For this one, I am going to use an excellent explanation from grammarist.com
ability vs. capability vs. capacity
Ability, capability, and capacity are synonyms in many of their uses. All are frequently used to refer to one’s power to perform an action. For example, one might have the ability, capability, or capacity to read two books in a week. But capacity—which is extended figuratively in the senses it shares with the other verbs—has special uses it doesn’t share with the others. It tends to relate to volumes and quantities; for example, in the sentence, “The vehicle’s fuel capacity is 120 gallons,” capacity refers to the measure of the vehicle’s ability to hold and is not interchangeable with the other two verbs. “The vehicle’s fuel ability” would not sound right.

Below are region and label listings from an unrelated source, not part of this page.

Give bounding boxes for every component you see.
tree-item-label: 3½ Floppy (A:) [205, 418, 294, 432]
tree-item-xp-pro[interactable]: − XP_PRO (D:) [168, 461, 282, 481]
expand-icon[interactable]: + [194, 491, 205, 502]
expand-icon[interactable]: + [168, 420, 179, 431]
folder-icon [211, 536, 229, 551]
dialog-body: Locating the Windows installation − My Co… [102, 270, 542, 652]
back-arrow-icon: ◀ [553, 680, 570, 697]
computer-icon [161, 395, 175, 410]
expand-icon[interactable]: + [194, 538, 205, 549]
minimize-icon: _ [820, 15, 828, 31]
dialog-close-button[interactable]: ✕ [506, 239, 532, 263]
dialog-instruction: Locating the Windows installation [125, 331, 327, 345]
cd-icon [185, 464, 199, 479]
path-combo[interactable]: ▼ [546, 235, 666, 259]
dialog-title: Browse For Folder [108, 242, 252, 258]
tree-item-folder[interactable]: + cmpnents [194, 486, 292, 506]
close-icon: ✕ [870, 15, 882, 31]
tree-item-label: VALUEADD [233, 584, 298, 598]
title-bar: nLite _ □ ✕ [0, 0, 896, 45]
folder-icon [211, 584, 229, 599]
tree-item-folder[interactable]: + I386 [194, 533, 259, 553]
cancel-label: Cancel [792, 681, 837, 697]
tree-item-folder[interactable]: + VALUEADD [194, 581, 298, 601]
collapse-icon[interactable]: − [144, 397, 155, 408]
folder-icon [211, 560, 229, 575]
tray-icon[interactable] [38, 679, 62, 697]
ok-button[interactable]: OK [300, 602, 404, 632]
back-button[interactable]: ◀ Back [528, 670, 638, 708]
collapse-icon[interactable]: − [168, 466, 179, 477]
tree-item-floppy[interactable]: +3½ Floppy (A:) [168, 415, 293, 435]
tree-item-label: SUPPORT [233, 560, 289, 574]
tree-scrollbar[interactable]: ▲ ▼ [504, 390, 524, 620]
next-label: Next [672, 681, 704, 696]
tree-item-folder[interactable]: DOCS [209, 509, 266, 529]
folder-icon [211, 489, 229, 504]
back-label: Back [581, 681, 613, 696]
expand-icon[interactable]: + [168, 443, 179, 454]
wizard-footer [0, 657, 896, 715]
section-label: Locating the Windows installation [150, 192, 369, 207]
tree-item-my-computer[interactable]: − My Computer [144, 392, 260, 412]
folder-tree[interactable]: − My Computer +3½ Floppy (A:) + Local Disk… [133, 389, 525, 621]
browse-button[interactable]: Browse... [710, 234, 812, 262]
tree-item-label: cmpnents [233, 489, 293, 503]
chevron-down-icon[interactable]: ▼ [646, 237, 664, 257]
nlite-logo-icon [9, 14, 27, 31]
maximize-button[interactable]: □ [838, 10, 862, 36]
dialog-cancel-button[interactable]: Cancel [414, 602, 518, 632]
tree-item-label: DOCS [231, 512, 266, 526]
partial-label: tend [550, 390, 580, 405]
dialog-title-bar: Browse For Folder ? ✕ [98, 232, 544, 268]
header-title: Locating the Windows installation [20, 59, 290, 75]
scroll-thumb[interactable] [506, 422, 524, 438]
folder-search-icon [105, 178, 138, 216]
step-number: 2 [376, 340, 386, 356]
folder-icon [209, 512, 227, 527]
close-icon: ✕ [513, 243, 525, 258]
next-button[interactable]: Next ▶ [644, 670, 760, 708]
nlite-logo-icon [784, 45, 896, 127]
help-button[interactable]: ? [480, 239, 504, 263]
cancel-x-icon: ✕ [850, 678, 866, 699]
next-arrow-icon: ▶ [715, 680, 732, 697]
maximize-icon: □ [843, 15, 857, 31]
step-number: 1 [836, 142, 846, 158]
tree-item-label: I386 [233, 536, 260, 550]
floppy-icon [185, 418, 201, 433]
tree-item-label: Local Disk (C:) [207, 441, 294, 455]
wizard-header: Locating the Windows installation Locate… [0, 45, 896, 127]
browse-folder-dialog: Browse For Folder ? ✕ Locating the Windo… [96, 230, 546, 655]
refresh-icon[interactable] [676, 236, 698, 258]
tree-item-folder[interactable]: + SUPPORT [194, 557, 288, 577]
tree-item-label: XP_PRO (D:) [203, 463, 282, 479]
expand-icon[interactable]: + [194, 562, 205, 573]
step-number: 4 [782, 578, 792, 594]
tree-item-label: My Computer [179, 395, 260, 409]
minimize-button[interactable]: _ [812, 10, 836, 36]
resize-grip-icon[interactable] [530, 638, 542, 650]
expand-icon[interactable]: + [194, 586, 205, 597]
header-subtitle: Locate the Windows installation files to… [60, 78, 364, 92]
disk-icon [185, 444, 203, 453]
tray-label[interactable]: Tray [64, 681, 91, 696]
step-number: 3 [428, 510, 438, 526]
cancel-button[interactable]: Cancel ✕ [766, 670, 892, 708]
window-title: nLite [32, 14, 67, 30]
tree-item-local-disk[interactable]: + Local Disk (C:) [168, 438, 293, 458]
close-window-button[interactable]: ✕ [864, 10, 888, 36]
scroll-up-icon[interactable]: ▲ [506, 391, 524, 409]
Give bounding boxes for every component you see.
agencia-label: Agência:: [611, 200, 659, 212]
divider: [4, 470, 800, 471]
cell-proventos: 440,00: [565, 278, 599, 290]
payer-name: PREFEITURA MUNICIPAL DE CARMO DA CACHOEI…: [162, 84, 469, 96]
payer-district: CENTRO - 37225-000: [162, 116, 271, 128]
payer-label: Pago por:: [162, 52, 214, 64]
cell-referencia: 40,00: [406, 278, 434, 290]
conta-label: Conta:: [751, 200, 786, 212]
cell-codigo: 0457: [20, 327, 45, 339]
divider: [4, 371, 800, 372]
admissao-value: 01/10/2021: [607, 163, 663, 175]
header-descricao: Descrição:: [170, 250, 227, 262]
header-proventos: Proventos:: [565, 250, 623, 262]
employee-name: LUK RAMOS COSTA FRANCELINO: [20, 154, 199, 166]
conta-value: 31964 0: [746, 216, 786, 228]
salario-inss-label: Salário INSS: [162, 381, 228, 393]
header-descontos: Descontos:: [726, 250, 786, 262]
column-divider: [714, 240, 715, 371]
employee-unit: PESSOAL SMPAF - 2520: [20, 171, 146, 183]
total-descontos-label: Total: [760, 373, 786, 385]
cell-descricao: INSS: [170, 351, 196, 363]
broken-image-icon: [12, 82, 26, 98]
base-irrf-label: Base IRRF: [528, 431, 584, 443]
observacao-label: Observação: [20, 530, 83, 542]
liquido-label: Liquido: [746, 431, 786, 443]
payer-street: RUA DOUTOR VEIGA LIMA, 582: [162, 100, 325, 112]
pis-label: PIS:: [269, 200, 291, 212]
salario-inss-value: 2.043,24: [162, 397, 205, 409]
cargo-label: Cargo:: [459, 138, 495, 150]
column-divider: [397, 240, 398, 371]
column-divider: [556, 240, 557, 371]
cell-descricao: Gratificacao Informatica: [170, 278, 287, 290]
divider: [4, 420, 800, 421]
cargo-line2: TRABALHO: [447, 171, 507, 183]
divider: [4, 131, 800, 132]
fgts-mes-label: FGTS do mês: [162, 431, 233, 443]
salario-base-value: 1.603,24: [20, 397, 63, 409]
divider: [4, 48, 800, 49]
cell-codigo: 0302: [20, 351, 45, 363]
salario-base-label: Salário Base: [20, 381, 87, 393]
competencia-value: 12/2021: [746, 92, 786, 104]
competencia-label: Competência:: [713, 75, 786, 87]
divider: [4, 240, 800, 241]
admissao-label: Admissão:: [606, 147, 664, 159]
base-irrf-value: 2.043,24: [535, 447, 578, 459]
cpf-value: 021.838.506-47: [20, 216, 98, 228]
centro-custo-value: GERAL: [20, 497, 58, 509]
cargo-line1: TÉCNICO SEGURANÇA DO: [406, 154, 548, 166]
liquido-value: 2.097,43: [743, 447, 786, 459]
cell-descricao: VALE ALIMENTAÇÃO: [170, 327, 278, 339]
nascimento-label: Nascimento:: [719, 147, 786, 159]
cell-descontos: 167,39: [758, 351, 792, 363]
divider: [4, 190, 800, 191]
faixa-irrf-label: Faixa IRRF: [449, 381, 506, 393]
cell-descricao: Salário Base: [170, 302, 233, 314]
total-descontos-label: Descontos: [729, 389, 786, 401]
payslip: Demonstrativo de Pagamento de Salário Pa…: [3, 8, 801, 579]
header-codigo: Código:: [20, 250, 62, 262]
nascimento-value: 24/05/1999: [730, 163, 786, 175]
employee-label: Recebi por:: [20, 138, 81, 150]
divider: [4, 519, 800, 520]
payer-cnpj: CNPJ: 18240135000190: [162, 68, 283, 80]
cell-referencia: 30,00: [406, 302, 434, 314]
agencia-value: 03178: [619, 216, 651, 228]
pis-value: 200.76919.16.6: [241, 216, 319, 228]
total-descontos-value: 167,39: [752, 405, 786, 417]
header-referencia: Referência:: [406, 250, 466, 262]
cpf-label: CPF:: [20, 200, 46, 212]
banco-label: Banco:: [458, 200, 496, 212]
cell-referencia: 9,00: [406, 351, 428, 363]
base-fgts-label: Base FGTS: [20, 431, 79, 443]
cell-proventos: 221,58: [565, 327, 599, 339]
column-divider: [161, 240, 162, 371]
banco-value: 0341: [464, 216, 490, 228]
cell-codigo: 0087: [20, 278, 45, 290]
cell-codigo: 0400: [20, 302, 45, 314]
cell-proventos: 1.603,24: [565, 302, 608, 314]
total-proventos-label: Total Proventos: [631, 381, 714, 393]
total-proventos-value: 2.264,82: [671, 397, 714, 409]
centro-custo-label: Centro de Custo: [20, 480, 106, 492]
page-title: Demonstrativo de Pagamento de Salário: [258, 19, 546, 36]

Another distinction commonly drawn between ability and capacity holds that, in humans and animals, capacities are inborn, while abilities are learned. For instance, a child might be born with the capacity to become a chef, but the ability to cook must be learned
Capability, meanwhile, often refers to extremes of ability. For instance, if you say you have the ability to write well, I might ask whether you have the capability to write a 10-page essay by tomorrow. Also, capabilities tend to be either-or propositions, while ability tends to come in degrees. For example, I might say that while I have the ability to write, I don’t have the capability to write a novel. But as with most of the other distinctions between these words, the lines are blurry, and the words are interchangeable despite the general usage patterns.